Valet Hustle mixes puzzle gameplay with social message
By Chris Holt, Macworld
A new puzzle game that appeared on the App Store this week could indicate whether iPhone- and iPod touch users will mind a little advocacy along with their gaming.
The game, Valet Hustle, is an addictive puzzler with anime-style visuals that puts you in the shoes of valets who have to park and retrieve cars at nightclubs in New York and Tokyo. But there’s a social message as well—the two main characters in Valet Hustle are gay, and developer Factory Games makes no bones about the fact that it favors gay rights in general and equal marital rights for gays and lesbians in particular.
In Valet Hustle, you assume the role of Akira or Ren, who manage a restaurant’s valet services. “The back-story shows that both are regular people. They’re not stereotypes, they’re not clichés,” said Andrew Littlefield, co-founder and CEO of Factory Games. The goal with Valet Hustle, Littlefield adds, was to create characters “who aren’t dominated by their sexuality” but whose lives will develop through the game’s planned expansion packs. “Hopefully you’ll develop some sort of empathy for the characters.”
While Littlefield downplays the significance of the characters being gay, he also recognizes that gay rights is a controversial subject. There aren’t many games that deal with social issues, but Littlefield sees that changing. “Including social commentary in games is the same as including social commentary in a situation comedy,” he said. “I see no reason why [games] can’t be used as an agent just as TV and film have.”
The object of Valet Hustle is to handle the cars of incoming customers while at the same time fetching the cars of departing patrons. You’ll have to “double and triple park strategically” or you’ll lose customer service points or cash, according to Littlefield.
While the game will likely grab headlines because of its social message, Littlefield ultimately believes the gameplay stands on its own. “My chief engineer is way prouder of the gameplay [than the story and characters]…even my wife enjoys the game,” said Littlefield.
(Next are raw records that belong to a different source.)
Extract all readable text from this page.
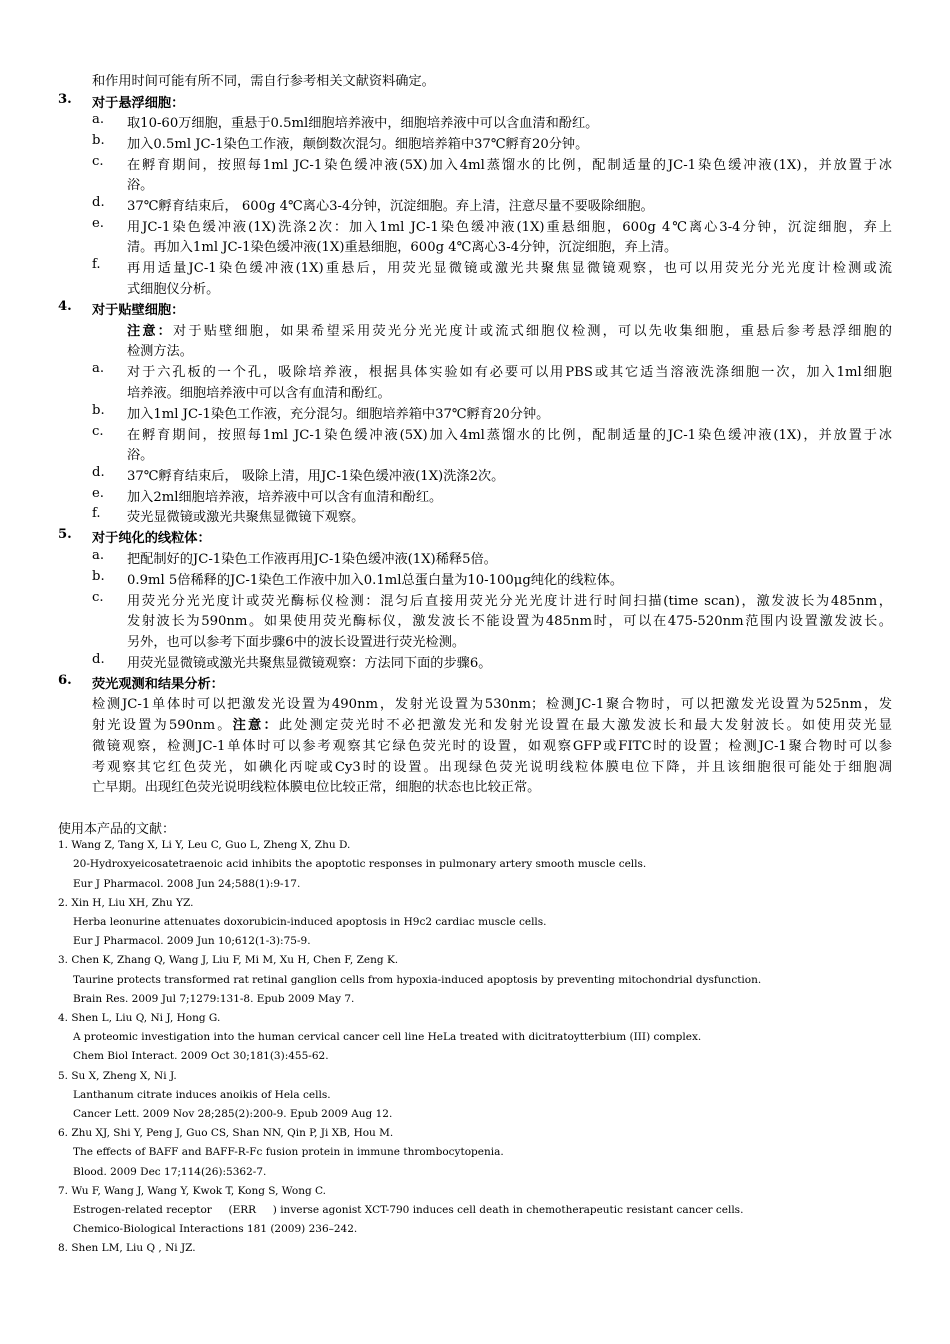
和作用时间可能有所不同，需自行参考相关文献资料确定。
3. 对于悬浮细胞：
a. 取10-60万细胞，重悬于0.5ml细胞培养液中，细胞培养液中可以含血清和酚红。
b. 加入0.5ml JC-1染色工作液，颠倒数次混匀。细胞培养箱中37℃孵育20分钟。
c. 在孵育期间，按照每1ml JC-1染色缓冲液(5X)加入4ml蒸馏水的比例，配制适量的JC-1染色缓冲液(1X)，并放置于冰
浴。
d. 37℃孵育结束后， 600g 4℃离心3-4分钟，沉淀细胞。弃上清，注意尽量不要吸除细胞。
e. 用JC-1染色缓冲液(1X)洗涤2次：加入1ml JC-1染色缓冲液(1X)重悬细胞，600g 4℃离心3-4分钟，沉淀细胞，弃上
清。再加入1ml JC-1染色缓冲液(1X)重悬细胞，600g 4℃离心3-4分钟，沉淀细胞，弃上清。
f. 再用适量JC-1染色缓冲液(1X)重悬后，用荧光显微镜或激光共聚焦显微镜观察，也可以用荧光分光光度计检测或流
式细胞仪分析。
4. 对于贴壁细胞：
注意：对于贴壁细胞，如果希望采用荧光分光光度计或流式细胞仪检测，可以先收集细胞，重悬后参考悬浮细胞的
检测方法。
a. 对于六孔板的一个孔，吸除培养液，根据具体实验如有必要可以用PBS或其它适当溶液洗涤细胞一次，加入1ml细胞
培养液。细胞培养液中可以含有血清和酚红。
b. 加入1ml JC-1染色工作液，充分混匀。细胞培养箱中37℃孵育20分钟。
c. 在孵育期间，按照每1ml JC-1染色缓冲液(5X)加入4ml蒸馏水的比例，配制适量的JC-1染色缓冲液(1X)，并放置于冰
浴。
d. 37℃孵育结束后， 吸除上清，用JC-1染色缓冲液(1X)洗涤2次。
e. 加入2ml细胞培养液，培养液中可以含有血清和酚红。
f. 荧光显微镜或激光共聚焦显微镜下观察。
5. 对于纯化的线粒体：
a. 把配制好的JC-1染色工作液再用JC-1染色缓冲液(1X)稀释5倍。
b. 0.9ml 5倍稀释的JC-1染色工作液中加入0.1ml总蛋白量为10-100μg纯化的线粒体。
c. 用荧光分光光度计或荧光酶标仪检测：混匀后直接用荧光分光光度计进行时间扫描(time scan)，激发波长为485nm，
发射波长为590nm。如果使用荧光酶标仪，激发波长不能设置为485nm时，可以在475-520nm范围内设置激发波长。
另外，也可以参考下面步骤6中的波长设置进行荧光检测。
d. 用荧光显微镜或激光共聚焦显微镜观察：方法同下面的步骤6。
6. 荧光观测和结果分析：
检测JC-1单体时可以把激发光设置为490nm，发射光设置为530nm；检测JC-1聚合物时，可以把激发光设置为525nm，发
射光设置为590nm。注意：此处测定荧光时不必把激发光和发射光设置在最大激发波长和最大发射波长。如使用荧光显
微镜观察，检测JC-1单体时可以参考观察其它绿色荧光时的设置，如观察GFP或FITC时的设置；检测JC-1聚合物时可以参
考观察其它红色荧光，如碘化丙啶或Cy3时的设置。出现绿色荧光说明线粒体膜电位下降，并且该细胞很可能处于细胞凋
亡早期。出现红色荧光说明线粒体膜电位比较正常，细胞的状态也比较正常。
使用本产品的文献：
1. Wang Z, Tang X, Li Y, Leu C, Guo L, Zheng X, Zhu D.
20-Hydroxyeicosatetraenoic acid inhibits the apoptotic responses in pulmonary artery smooth muscle cells.
Eur J Pharmacol. 2008 Jun 24;588(1):9-17.
2. Xin H, Liu XH, Zhu YZ.
Herba leonurine attenuates doxorubicin-induced apoptosis in H9c2 cardiac muscle cells.
Eur J Pharmacol. 2009 Jun 10;612(1-3):75-9.
3. Chen K, Zhang Q, Wang J, Liu F, Mi M, Xu H, Chen F, Zeng K.
Taurine protects transformed rat retinal ganglion cells from hypoxia-induced apoptosis by preventing mitochondrial dysfunction.
Brain Res. 2009 Jul 7;1279:131-8. Epub 2009 May 7.
4. Shen L, Liu Q, Ni J, Hong G.
A proteomic investigation into the human cervical cancer cell line HeLa treated with dicitratoytterbium (III) complex.
Chem Biol Interact. 2009 Oct 30;181(3):455-62.
5. Su X, Zheng X, Ni J.
Lanthanum citrate induces anoikis of Hela cells.
Cancer Lett. 2009 Nov 28;285(2):200-9. Epub 2009 Aug 12.
6. Zhu XJ, Shi Y, Peng J, Guo CS, Shan NN, Qin P, Ji XB, Hou M.
The effects of BAFF and BAFF-R-Fc fusion protein in immune thrombocytopenia.
Blood. 2009 Dec 17;114(26):5362-7.
7. Wu F, Wang J, Wang Y, Kwok T, Kong S, Wong C.
Estrogen-related receptor     (ERR     ) inverse agonist XCT-790 induces cell death in chemotherapeutic resistant cancer cells.
Chemico-Biological Interactions 181 (2009) 236–242.
8. Shen LM, Liu Q , Ni JZ.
The game will run on all versions of the iPhone and iPod touch but still hopes to offer “shading and lighting that we haven’t seen on the iPhone yet.”
Littlefield believes that his gaming company is “trying to develop games that push the boundaries of characters and…stories.” To that end, the press release announcing Valet Hustle criticizes Proposition 8, the ballot initiative passed by California voters in 2008 that outlawed gay marriage. And Factory Games says it will donate a portion of the proceeds from the sale of Valet Hustle to the Human Rights Campaign.
While the politics of the game will grab the headlines, ultimately it’s the gameplay that will draw people to come back for the four planned expansion packs. Combining time management with organization skills in a Tetris-like parking lot, Valet Hustle looks to be a challenging (and addicting) iPhone puzzle title.